Les maisons peintes de Ciocănești. Village de la haute vallée de la Bistrița où chaque façade porte des motifs géométriques inspirés des œufs de Pâques peints, renouvelés ou retouchés chaque printemps avant la fête patronale de juin.
Quand y aller
La meilleure période s'étend de mi-mai à mi-octobre. Juin et juillet sont les mois les plus verts, avec des températures diurnes de 22 à 26 °C en vallée et des journées qui s'étirent jusqu'à 21 heures, idéales pour combiner monastères le matin et randonnée l'après-midi. Septembre offre une lumière plus douce, des cieux dégagés et les premières couleurs d'automne en altitude dès la dernière semaine du mois. Début octobre, les hêtraies du Rarău passent au cuivre : c'est notre période préférée pour les voyageurs photographes.
L'hiver est rigoureux : de décembre à février, les températures descendent régulièrement à -15 °C dans les vallées intérieures, les routes secondaires sont enneigées et certains monastères ferment leurs jardins aux visites. Les mois de mars et avril sont à éviter pour le dégel qui rend les chemins boueux et masque les fresques de brume humide. Les pluies, modérées sur l'année avec environ 700 mm, se concentrent en mai et fin août sous forme d'averses brèves d'après-midi.
Conseils pratiques
Comptez un minimum de trois jours pleins sur place pour visiter les cinq monastères classés sans précipitation, en y ajoutant une demi-journée pour Marginea et Ciocănești. Quatre à cinq jours permettent d'intégrer une randonnée dans le massif du Rarău et une nuit chez l'habitant dans un village de la vallée de la Moldova. Le point d'entrée naturel est Suceava, soit par son aéroport régional (vols depuis Bucarest et quelques capitales européennes en saison), soit en train de nuit depuis Bucarest. Sur place, la voiture avec chauffeur reste la formule la plus souple, les distances entre monastères variant de 15 à 50 kilomètres sur des routes de campagne souvent étroites.

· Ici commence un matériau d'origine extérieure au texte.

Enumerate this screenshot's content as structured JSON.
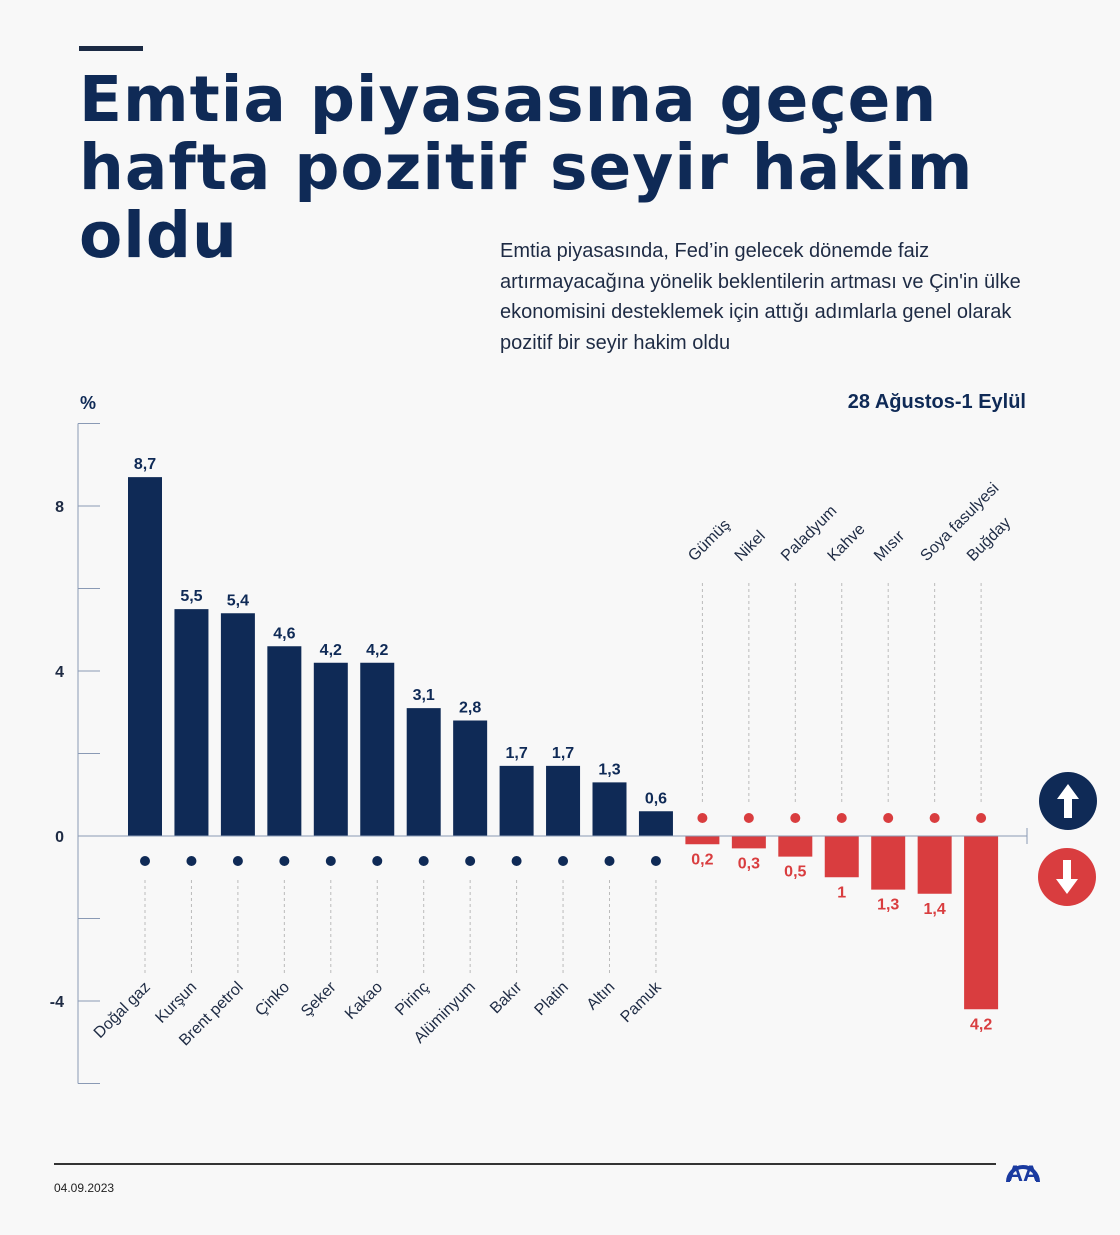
{
  "header": {
    "title": "Emtia piyasasına geçen hafta pozitif seyir hakim oldu",
    "subtitle": "Emtia piyasasında, Fed’in gelecek dönemde faiz artırmayacağına yönelik beklentilerin artması ve Çin'in ülke ekonomisini desteklemek için attığı adımlarla genel olarak pozitif bir seyir hakim oldu"
  },
  "footer": {
    "date": "04.09.2023",
    "logo": "AA"
  },
  "colors": {
    "up": "#0f2a56",
    "down": "#d93d3f",
    "axis": "#8a9ab5"
  },
  "chart_data": {
    "type": "bar",
    "title": "28 Ağustos-1 Eylül",
    "ylabel": "%",
    "ylim": [
      -6,
      10
    ],
    "yticks": [
      -6,
      -4,
      -2,
      0,
      2,
      4,
      6,
      8,
      10
    ],
    "ytick_labels": [
      "-4",
      "0",
      "4",
      "8"
    ],
    "ytick_label_values": [
      -4,
      0,
      4,
      8
    ],
    "categories": [
      "Doğal gaz",
      "Kurşun",
      "Brent petrol",
      "Çinko",
      "Şeker",
      "Kakao",
      "Pirinç",
      "Alüminyum",
      "Bakır",
      "Platin",
      "Altın",
      "Pamuk",
      "Gümüş",
      "Nikel",
      "Paladyum",
      "Kahve",
      "Mısır",
      "Soya fasulyesi",
      "Buğday"
    ],
    "values": [
      8.7,
      5.5,
      5.4,
      4.6,
      4.2,
      4.2,
      3.1,
      2.8,
      1.7,
      1.7,
      1.3,
      0.6,
      -0.2,
      -0.3,
      -0.5,
      -1,
      -1.3,
      -1.4,
      -4.2
    ],
    "value_labels": [
      "8,7",
      "5,5",
      "5,4",
      "4,6",
      "4,2",
      "4,2",
      "3,1",
      "2,8",
      "1,7",
      "1,7",
      "1,3",
      "0,6",
      "0,2",
      "0,3",
      "0,5",
      "1",
      "1,3",
      "1,4",
      "4,2"
    ],
    "icons": [
      "flame-icon",
      "metal-bars-icon",
      "oil-barrel-icon",
      "metal-bars-icon",
      "sugar-sack-icon",
      "cocoa-icon",
      "rice-sack-icon",
      "metal-bars-icon",
      "metal-bars-icon",
      "metal-bars-icon",
      "metal-bars-icon",
      "cotton-icon",
      "metal-bars-icon",
      "metal-bars-icon",
      "metal-bars-icon",
      "coffee-bean-icon",
      "corn-icon",
      "soybean-icon",
      "wheat-icon"
    ],
    "legend": {
      "up": "arrow-up-icon",
      "down": "arrow-down-icon"
    }
  }
}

La Bucovine se combine logiquement avec le Maramureș, situé à environ cinq heures de route à l'ouest par le col de Prislop, pour prolonger la découverte des villages de bois et des traditions paysannes. Une seconde combinaison cohérente passe par le sud vers la Transylvanie, en traversant les Carpates orientales par Vatra Dornei et Bicaz. Le confort est correct, avec un bon réseau de pensions familiales et quelques hôtels-monastères restaurés à Sucevița et Putna, mais sans luxe au sens occidental du terme. La région convient particulièrement aux voyageurs contemplatifs, aux amateurs d'art religieux et d'histoire, et aux randonneurs cherchant des reliefs moyens sans foule.